2006 begab sich Welin auf Reisen. Sie siedelte nach Österreich um, um Deutsch zu lernen. Bereits in dieser Zeit begann sie, für den USC München in Schwabing in der Rollstuhl-Basketball-Bundesliga zu spielen. In ihrer neuen Wahlheimat gehört sie beim USC mittlerweile zu den Stützen der Mannschaft. Johanna ist eine ganz sympathische Sportlerin, eine Kämpfernatur, lobt etwa USC-Präsident Wolfgang Schäfer. Das Team steht vor einer schweren Saison, da unter anderem Nationalspieler Bastian Magenheim (nahm ebenfalls an den Paralympics teil, die deutschen Herren blieben jedoch ohne Medaille) den Verein verlässt. Wir müssen erstmal den Klassenerhalt sichern, gab Welin noch vor ihrer Abreise nach London zu Protokoll.
Mittlerweile ist sie nach zwei Wochen in England zurück.
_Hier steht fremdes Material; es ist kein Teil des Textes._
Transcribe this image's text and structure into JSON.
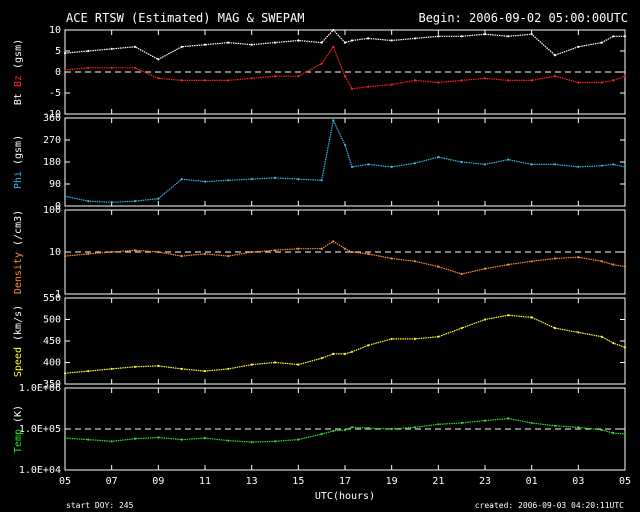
{
  "title": "ACE RTSW (Estimated) MAG & SWEPAM",
  "begin": "Begin: 2006-09-02 05:00:00UTC",
  "xlabel": "UTC(hours)",
  "footer_left": "start DOY: 245",
  "footer_right": "created: 2006-09-03 04:20:11UTC",
  "colors": {
    "bt": "#ffffff",
    "bz": "#ff2020",
    "phi": "#30b8e8",
    "density": "#ff9030",
    "speed": "#ffff30",
    "temp": "#30e030"
  },
  "chart_data": {
    "type": "scatter",
    "x_unit": "hours after 2006-09-02 05:00 UTC",
    "x_ticks": [
      "05",
      "07",
      "09",
      "11",
      "13",
      "15",
      "17",
      "19",
      "21",
      "23",
      "01",
      "03",
      "05"
    ],
    "xlim": [
      0,
      24
    ],
    "panels": [
      {
        "id": "mag",
        "ylabel_parts": [
          {
            "text": "Bt",
            "color": "#ffffff"
          },
          {
            "text": " Bz",
            "color": "#ff2020"
          },
          {
            "text": " (gsm)",
            "color": "#ffffff"
          }
        ],
        "ylim": [
          -10,
          10
        ],
        "scale": "linear",
        "ticks": [
          {
            "v": 10,
            "l": "10"
          },
          {
            "v": 5,
            "l": "5"
          },
          {
            "v": 0,
            "l": "0"
          },
          {
            "v": -5,
            "l": "-5"
          },
          {
            "v": -10,
            "l": "-10"
          }
        ],
        "ref_line": 0,
        "series": [
          {
            "key": "bt",
            "color": "#ffffff",
            "x": [
              0,
              1,
              2,
              3,
              4,
              5,
              6,
              7,
              8,
              9,
              10,
              11,
              11.5,
              12,
              12.3,
              13,
              14,
              15,
              16,
              17,
              18,
              19,
              20,
              21,
              22,
              23,
              23.5,
              24
            ],
            "y": [
              4.5,
              5,
              5.5,
              6,
              3,
              6,
              6.5,
              7,
              6.5,
              7,
              7.5,
              7,
              10,
              7,
              7.5,
              8,
              7.5,
              8,
              8.5,
              8.5,
              9,
              8.5,
              9,
              4,
              6,
              7,
              8.5,
              8.5
            ]
          },
          {
            "key": "bz",
            "color": "#ff2020",
            "x": [
              0,
              1,
              2,
              3,
              4,
              5,
              6,
              7,
              8,
              9,
              10,
              11,
              11.5,
              12,
              12.3,
              13,
              14,
              15,
              16,
              17,
              18,
              19,
              20,
              21,
              22,
              23,
              23.5,
              24
            ],
            "y": [
              0.5,
              1,
              1,
              1,
              -1.5,
              -2,
              -2,
              -2,
              -1.5,
              -1,
              -1,
              2,
              6,
              -1,
              -4,
              -3.5,
              -3,
              -2,
              -2.5,
              -2,
              -1.5,
              -2,
              -2,
              -1,
              -2.5,
              -2.5,
              -2,
              -1
            ]
          }
        ]
      },
      {
        "id": "phi",
        "ylabel_parts": [
          {
            "text": "Phi",
            "color": "#30b8e8"
          },
          {
            "text": " (gsm)",
            "color": "#ffffff"
          }
        ],
        "ylim": [
          0,
          360
        ],
        "scale": "linear",
        "ticks": [
          {
            "v": 360,
            "l": "360"
          },
          {
            "v": 270,
            "l": "270"
          },
          {
            "v": 180,
            "l": "180"
          },
          {
            "v": 90,
            "l": "90"
          },
          {
            "v": 0,
            "l": "0"
          }
        ],
        "ref_line": null,
        "series": [
          {
            "key": "phi",
            "color": "#30b8e8",
            "x": [
              0,
              1,
              2,
              3,
              4,
              5,
              6,
              7,
              8,
              9,
              10,
              11,
              11.5,
              12,
              12.3,
              13,
              14,
              15,
              16,
              17,
              18,
              19,
              20,
              21,
              22,
              23,
              23.5,
              24
            ],
            "y": [
              40,
              20,
              15,
              20,
              30,
              110,
              100,
              105,
              110,
              115,
              110,
              105,
              350,
              250,
              160,
              170,
              160,
              175,
              200,
              180,
              170,
              190,
              170,
              170,
              160,
              165,
              170,
              160
            ]
          }
        ]
      },
      {
        "id": "density",
        "ylabel_parts": [
          {
            "text": "Density",
            "color": "#ff9030"
          },
          {
            "text": " (/cm3)",
            "color": "#ffffff"
          }
        ],
        "ylim": [
          1,
          100
        ],
        "scale": "log",
        "ticks": [
          {
            "v": 100,
            "l": "100"
          },
          {
            "v": 10,
            "l": "10"
          },
          {
            "v": 1,
            "l": "1"
          }
        ],
        "ref_line": 10,
        "series": [
          {
            "key": "density",
            "color": "#ff9030",
            "x": [
              0,
              1,
              2,
              3,
              4,
              5,
              6,
              7,
              8,
              9,
              10,
              11,
              11.5,
              12,
              12.3,
              13,
              14,
              15,
              16,
              17,
              18,
              19,
              20,
              21,
              22,
              23,
              23.5,
              24
            ],
            "y": [
              8,
              9,
              10,
              11,
              10,
              8,
              9,
              8,
              10,
              11,
              12,
              12,
              18,
              12,
              10,
              9,
              7,
              6,
              4.5,
              3,
              4,
              5,
              6,
              7,
              7.5,
              6,
              5,
              4.5
            ]
          }
        ]
      },
      {
        "id": "speed",
        "ylabel_parts": [
          {
            "text": "Speed",
            "color": "#ffff30"
          },
          {
            "text": " (km/s)",
            "color": "#ffffff"
          }
        ],
        "ylim": [
          350,
          550
        ],
        "scale": "linear",
        "ticks": [
          {
            "v": 550,
            "l": "550"
          },
          {
            "v": 500,
            "l": "500"
          },
          {
            "v": 450,
            "l": "450"
          },
          {
            "v": 400,
            "l": "400"
          },
          {
            "v": 350,
            "l": "350"
          }
        ],
        "ref_line": null,
        "series": [
          {
            "key": "speed",
            "color": "#ffff30",
            "x": [
              0,
              1,
              2,
              3,
              4,
              5,
              6,
              7,
              8,
              9,
              10,
              11,
              11.5,
              12,
              12.3,
              13,
              14,
              15,
              16,
              17,
              18,
              19,
              20,
              21,
              22,
              23,
              23.5,
              24
            ],
            "y": [
              375,
              380,
              385,
              390,
              392,
              385,
              380,
              385,
              395,
              400,
              395,
              410,
              420,
              420,
              425,
              440,
              455,
              455,
              460,
              480,
              500,
              510,
              505,
              480,
              470,
              460,
              445,
              435
            ]
          }
        ]
      },
      {
        "id": "temp",
        "ylabel_parts": [
          {
            "text": "Temp",
            "color": "#30e030"
          },
          {
            "text": " (K)",
            "color": "#ffffff"
          }
        ],
        "ylim": [
          10000,
          1000000
        ],
        "scale": "log",
        "ticks": [
          {
            "v": 1000000,
            "l": "1.0E+06"
          },
          {
            "v": 100000,
            "l": "1.0E+05"
          },
          {
            "v": 10000,
            "l": "1.0E+04"
          }
        ],
        "ref_line": 100000,
        "series": [
          {
            "key": "temp",
            "color": "#30e030",
            "x": [
              0,
              1,
              2,
              3,
              4,
              5,
              6,
              7,
              8,
              9,
              10,
              11,
              11.5,
              12,
              12.3,
              13,
              14,
              15,
              16,
              17,
              18,
              19,
              20,
              21,
              22,
              23,
              23.5,
              24
            ],
            "y": [
              60000,
              55000,
              50000,
              58000,
              62000,
              55000,
              60000,
              52000,
              48000,
              50000,
              55000,
              75000,
              90000,
              95000,
              110000,
              105000,
              100000,
              110000,
              130000,
              140000,
              160000,
              180000,
              140000,
              120000,
              110000,
              95000,
              80000,
              75000
            ]
          }
        ]
      }
    ]
  }
}
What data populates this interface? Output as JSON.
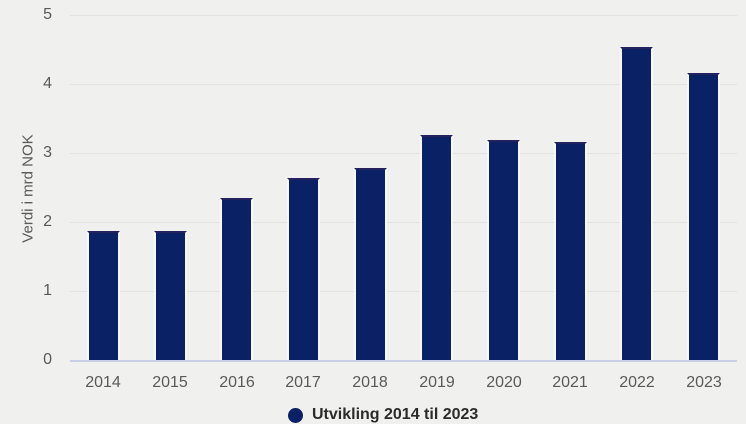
{
  "chart_data": {
    "type": "bar",
    "categories": [
      "2014",
      "2015",
      "2016",
      "2017",
      "2018",
      "2019",
      "2020",
      "2021",
      "2022",
      "2023"
    ],
    "values": [
      1.87,
      1.87,
      2.35,
      2.63,
      2.78,
      3.25,
      3.18,
      3.15,
      4.53,
      4.15
    ],
    "title": "",
    "xlabel": "",
    "ylabel": "Verdi i mrd NOK",
    "ylim": [
      0,
      5
    ],
    "yticks": [
      "0",
      "1",
      "2",
      "3",
      "4",
      "5"
    ],
    "grid": "horizontal",
    "legend": {
      "label": "Utvikling 2014 til 2023",
      "position": "bottom-center",
      "marker": "circle"
    },
    "colors": {
      "bar": "#0a2166",
      "background": "#f0f1ef",
      "gridline": "#e2e3e1",
      "baseline": "#c9cfe9",
      "tick_text": "#595959",
      "axis_title_text": "#5a5a5a",
      "legend_text": "#2b2b2b"
    }
  }
}
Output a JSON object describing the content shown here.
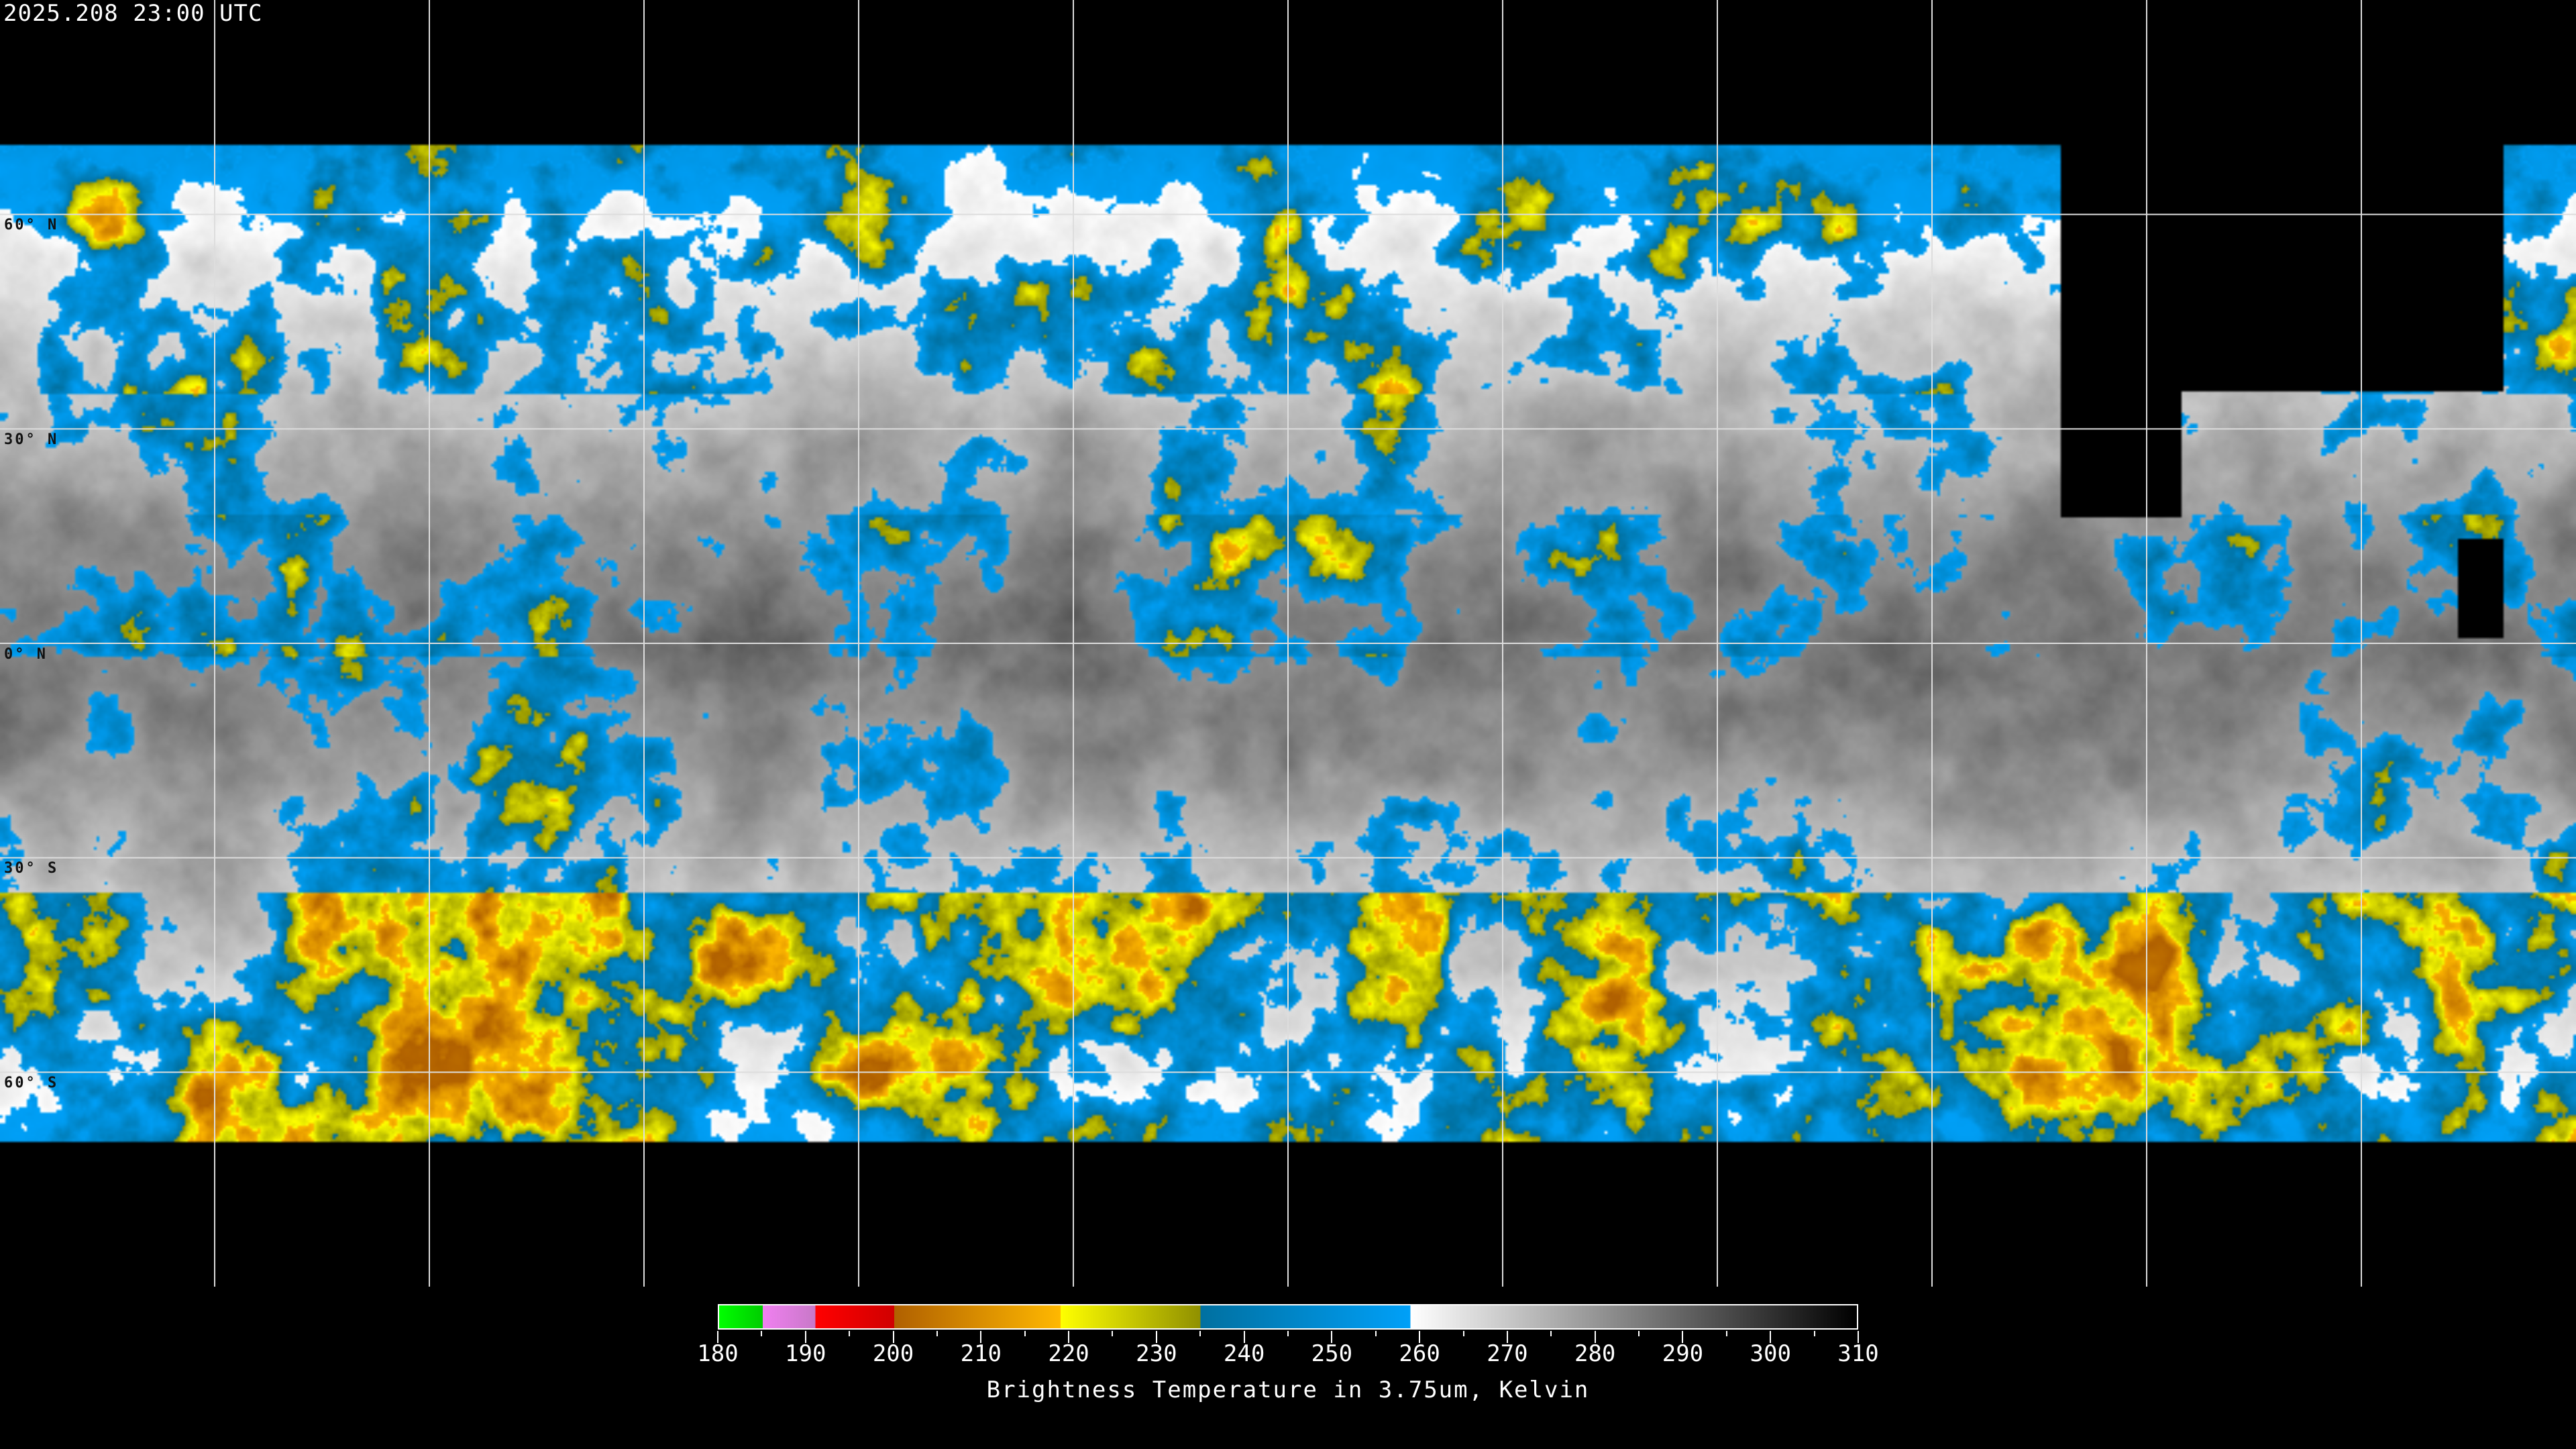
{
  "header": {
    "timestamp": "2025.208 23:00 UTC"
  },
  "map": {
    "projection": "equirectangular",
    "latitude_labels": [
      "60° N",
      "30° N",
      "0° N",
      "30° S",
      "60° S"
    ],
    "latitudes": [
      60,
      30,
      0,
      -30,
      -60
    ],
    "longitude_gridline_spacing_deg": 30,
    "background": "#000000"
  },
  "colorbar": {
    "title": "Brightness Temperature in 3.75um, Kelvin",
    "min": 180,
    "max": 310,
    "tick_labels": [
      "180",
      "190",
      "200",
      "210",
      "220",
      "230",
      "240",
      "250",
      "260",
      "270",
      "280",
      "290",
      "300",
      "310"
    ],
    "segments": [
      {
        "from": 180,
        "to": 185,
        "start": "#00ff00",
        "end": "#00cc00"
      },
      {
        "from": 185,
        "to": 191,
        "start": "#f080f0",
        "end": "#c878c8"
      },
      {
        "from": 191,
        "to": 200,
        "start": "#ff0000",
        "end": "#d00000"
      },
      {
        "from": 200,
        "to": 219,
        "start": "#b06000",
        "end": "#ffb800"
      },
      {
        "from": 219,
        "to": 235,
        "start": "#ffff00",
        "end": "#909000"
      },
      {
        "from": 235,
        "to": 259,
        "start": "#0070a0",
        "end": "#00a0f8"
      },
      {
        "from": 259,
        "to": 310,
        "start": "#ffffff",
        "end": "#000000"
      }
    ]
  }
}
Die Erinnerungen an diese Zeit verdrängen derzeit noch die Gedanken an den Ligabetrieb. Ich kann das alles noch gar nicht realisieren, meint Welin. Die erste Woche in London sei langweilig gewesen, nur Training, Training, Training. Als dann das Turnier startete, sei alles so schnell gegangen jeden Tag ein Spiel und auf einmal standen wir schon im Finale. Bei dem deutlichen 58:44 über Australien im Endspiel seien schon Minuten vor dem Abpfiff beim ganzen Team die Freudentränen geflossen, erzählte die Münchnerin. Dann war Stress pur (im positiven Sinne) angesagt. Empfang im Deutschen Haus, Besuch beim öffentlich-rechtlichen Fernsehen und natürlich Party ohne Ende.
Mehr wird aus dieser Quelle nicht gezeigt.